Maillard said she took a contemporary dance class in high school and learned aerial dance, which eventually led her to discovering acrobatics.
“This lovely woman came in and taught us aerial dance and it was terrifying because we were upside down and we had to let go and that was the scariest thing I had ever done. And then I let go and I didn’t want to climb out. I wanted to stay there forever,” Maillard said.
Soon enough, the Maillard said she discovered a nearby circus school, The Flowjo, and started partner acro. Maillard continues to practice acro on campus in McGary’s class.    
“Because I don’t like sports, I kind of discovered circus arts as a way of physical activity that I enjoy,” Maillard said. “It’s exciting. It’s fun. It releases endorphins in my brain.”
Anna Emslie, a political science student, rooms with Maillard. The roommates share a great deal in common. Both know French and live in the Chapel Hill area.
Although Emslie doesn’t attend acroyoga, she knows Maillard truly loves it.
“Whenever I hear about it, Elisabeth just seems excited,” Emslie said.
McGary said some of the names of acro poses include bird, high-flying whale, straddle bat, star and throne.

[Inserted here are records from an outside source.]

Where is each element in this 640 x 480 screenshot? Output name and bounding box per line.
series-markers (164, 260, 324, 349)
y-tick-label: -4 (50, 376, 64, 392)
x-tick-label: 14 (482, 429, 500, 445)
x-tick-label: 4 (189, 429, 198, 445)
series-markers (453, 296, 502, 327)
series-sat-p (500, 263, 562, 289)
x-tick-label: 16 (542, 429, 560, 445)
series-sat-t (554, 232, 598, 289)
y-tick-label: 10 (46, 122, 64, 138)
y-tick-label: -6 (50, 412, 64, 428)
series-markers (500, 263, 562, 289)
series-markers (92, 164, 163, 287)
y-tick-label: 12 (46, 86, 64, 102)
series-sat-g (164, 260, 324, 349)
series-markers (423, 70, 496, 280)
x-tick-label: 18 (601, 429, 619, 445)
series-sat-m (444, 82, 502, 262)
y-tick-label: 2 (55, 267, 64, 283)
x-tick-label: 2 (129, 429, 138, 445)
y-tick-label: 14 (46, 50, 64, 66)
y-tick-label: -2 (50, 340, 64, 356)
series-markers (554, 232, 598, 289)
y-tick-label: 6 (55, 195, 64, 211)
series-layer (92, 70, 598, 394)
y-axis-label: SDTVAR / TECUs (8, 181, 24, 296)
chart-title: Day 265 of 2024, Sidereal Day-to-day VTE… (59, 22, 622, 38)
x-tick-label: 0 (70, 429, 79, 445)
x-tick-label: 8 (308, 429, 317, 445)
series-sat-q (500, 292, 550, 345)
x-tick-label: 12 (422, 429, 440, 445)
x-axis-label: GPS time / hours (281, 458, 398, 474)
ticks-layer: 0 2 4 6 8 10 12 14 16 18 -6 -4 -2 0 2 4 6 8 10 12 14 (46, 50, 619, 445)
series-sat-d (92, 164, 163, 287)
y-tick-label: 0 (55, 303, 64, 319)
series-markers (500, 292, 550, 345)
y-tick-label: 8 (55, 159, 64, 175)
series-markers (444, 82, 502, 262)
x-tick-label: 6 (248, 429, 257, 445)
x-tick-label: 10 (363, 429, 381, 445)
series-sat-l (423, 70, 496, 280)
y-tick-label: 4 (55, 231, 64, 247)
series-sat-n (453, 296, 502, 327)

The bird pose involves one partner lying on their back, acting as a base. The other partner, the flyer, kneels at the feet of the base. The base then places the palms of their feet on the flyer’s hips.  
The base grabs the flyer’s wrists and lifts them into the air by straightening their legs. The flyer balances from their hips on the base’s feet.
“In my teaching this class, it’s really primarily to empower people and to encourage people to expand outside of who they think they are or who they’ve been told that they are and really to just allow that identity to happen really naturally,” McGary said.
The class emits a strong sense of community and trust, something McGary said she works hard to achieve.   
“It’s an open class. Sometimes we do stuff that’s complicated, but it’s like, hey if you can’t do this, try just that one,” Maillard said. “It’s all levels. It’s interesting, it’s fun, it’s new, it’s different.”
In addition to teaching acroyoga on campus McGary, a UNCA graduate, said she works at a wellness and retreat center in Marshall. She stays active in the community by teaching slacklining and other fitness classes. Like Maillard, she shares a love of circus arts.
“You end up using all of these muscles that you don’t normally use when you just lift weights in the gym because the body is moving in space and so it’s all these different stabilization muscles and your core just becomes so much stronger,” McGary said.
Although McGary taught some acroyoga classes on campus last semester, this semester, is her first time offering a weekly acroyoga class in the Sherrill Center. The class stays consistent in size with numerous students coming regularly.
“A lot of people are like, ‘I didn’t want to come because I didn’t have a partner.’ You don’t have to have a partner at all. People just show up,” Maillard said.